My attempt: Suppose $\sqrt{2} +\sqrt[3]{2}$  is rational then $\exists$ $x\in \mathbb{Q}$ such that $$\sqrt{2} +\sqrt[3]{2}=x$$ Rewriting the above equation as $$x-\sqrt{2}=\sqrt[3]{2}$$ cubing the above equation gives us $$x^3-3x^2\sqrt{2}+6x-2\sqrt{2}=2$$ This implies that $$\sqrt{2}=\frac{x^3+6x-2}{3x^2+2}\in\mathbb{Q}$$ but this is absurd . Therefore ,$\sqrt{2} +\sqrt[3]{2}$  is irrational. Does this look good ?  Can this be done any other way.
This question is from chapter 2 of Spivak's Calculus.  In there he's given a hint which says "start by working with the 6th power " of this expression.. I don't see how that helps . Can you show me how it can be done using the hint the Author has provided ? Thank you
 A: You've got the right idea, but there are two (small) problems:


*

*the equation $$x^3-3x^2\sqrt{2}+6x+2\sqrt{2}=2$$ is wrong, the last sign on the left should be $-$, as in $(-1)^3=-1$.

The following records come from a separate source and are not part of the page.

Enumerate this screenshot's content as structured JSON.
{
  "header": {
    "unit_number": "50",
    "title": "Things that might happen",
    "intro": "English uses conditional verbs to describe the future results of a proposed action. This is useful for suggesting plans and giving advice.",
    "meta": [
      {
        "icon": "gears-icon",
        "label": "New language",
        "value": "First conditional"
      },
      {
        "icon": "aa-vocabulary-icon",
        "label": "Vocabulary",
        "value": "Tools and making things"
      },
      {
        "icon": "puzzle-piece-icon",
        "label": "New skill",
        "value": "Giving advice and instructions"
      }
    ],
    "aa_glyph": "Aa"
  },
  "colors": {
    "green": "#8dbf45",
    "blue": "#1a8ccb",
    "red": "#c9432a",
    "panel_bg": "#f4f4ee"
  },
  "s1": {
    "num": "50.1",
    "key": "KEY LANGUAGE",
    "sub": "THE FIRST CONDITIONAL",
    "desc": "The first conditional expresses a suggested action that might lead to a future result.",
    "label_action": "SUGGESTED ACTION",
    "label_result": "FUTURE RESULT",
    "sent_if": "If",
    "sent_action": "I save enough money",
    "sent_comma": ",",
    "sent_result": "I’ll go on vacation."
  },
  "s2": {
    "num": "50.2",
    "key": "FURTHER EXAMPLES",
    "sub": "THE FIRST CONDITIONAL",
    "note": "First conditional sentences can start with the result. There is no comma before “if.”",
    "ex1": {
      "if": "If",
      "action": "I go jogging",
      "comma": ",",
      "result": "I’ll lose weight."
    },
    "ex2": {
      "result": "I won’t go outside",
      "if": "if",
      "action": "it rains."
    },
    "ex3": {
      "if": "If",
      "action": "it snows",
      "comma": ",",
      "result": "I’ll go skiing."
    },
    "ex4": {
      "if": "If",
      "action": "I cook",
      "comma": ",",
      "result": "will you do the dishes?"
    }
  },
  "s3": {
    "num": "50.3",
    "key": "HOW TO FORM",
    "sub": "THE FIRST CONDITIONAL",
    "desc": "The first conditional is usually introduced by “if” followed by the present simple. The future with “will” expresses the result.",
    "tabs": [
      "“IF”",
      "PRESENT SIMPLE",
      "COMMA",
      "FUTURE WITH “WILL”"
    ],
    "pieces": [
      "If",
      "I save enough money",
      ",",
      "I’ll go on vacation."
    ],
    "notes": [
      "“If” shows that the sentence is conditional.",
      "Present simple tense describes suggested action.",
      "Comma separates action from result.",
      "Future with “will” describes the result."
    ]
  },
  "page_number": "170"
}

*you should explain why it is possible to divide by $3x^2-2$. In fact, once you fix the first point I mentioned, it's going to be $3x^2+2$ and it's going to be much easier.
A: The OP shows great ingenuity with their (now fixed up) answer.

You can also go with Spivak's hint:

From Spivak's Exercise 18.a we know that if $u$ satisfies
$\tag 1 u^n + a_{n-1}u^{n-1} + \dots + a_0 = 0$
for integers $a_{n-1}, \dots, a_0$, then $u$ is either irrational or an integer.
Let
$\quad u = 2^{\frac{2}{6}} + 2^{\frac{3}{6}}$
It can be show that $u$ isn't an integer (see next section).
Moreover, it can be shown (by solving a system of linear equations) that
$\tag 2 u^6 -6u^4-4u^3+12u^2 -24u - 4 = 0$

Since
$\quad \sqrt{2} \lt \frac{3}{2}$
$\quad \sqrt[3]{2} \lt \frac{4}{3}$
we can write
$\quad \sqrt{2} + \sqrt[3]{2} \lt \frac{3}{2} + \frac{4}{3} \lt 3$
Since
$\quad \sqrt{2} \gt \frac{5}{4}$
$\quad \sqrt[3]{2} \gt \frac{5}{4}$
we can write
$\quad \sqrt{2} + \sqrt[3]{2} \gt \frac{5}{4} + \frac{5}{4} \gt 2$
So $\sqrt{2} + \sqrt[3]{2}$ can't be an integer.
A: We can use field theory to conclude that the degree
$$
[\Bbb Q(\sqrt{2}+\sqrt[3]{2}):\Bbb Q]=6>1.
$$
The minimal polynomial of $\sqrt{2}+\sqrt[3]{2}$ is $x^6-6x^4-4x^3+12x^2-24x-4=0,$ see the first link.
References:
Finding the minimal polynomial of $\sqrt 2 + \sqrt[3] 2$ over $\mathbb Q$.
Finding a basis for the field extension $\mathbb{Q}(\sqrt{2}+\sqrt[3]{4})$
The first reference shows in a very elementary way that $\sqrt{2}\in \Bbb Q(\sqrt{2}+\sqrt[3]{2})$. Hence $\sqrt{2}+\sqrt[3]{2}$ is irrational.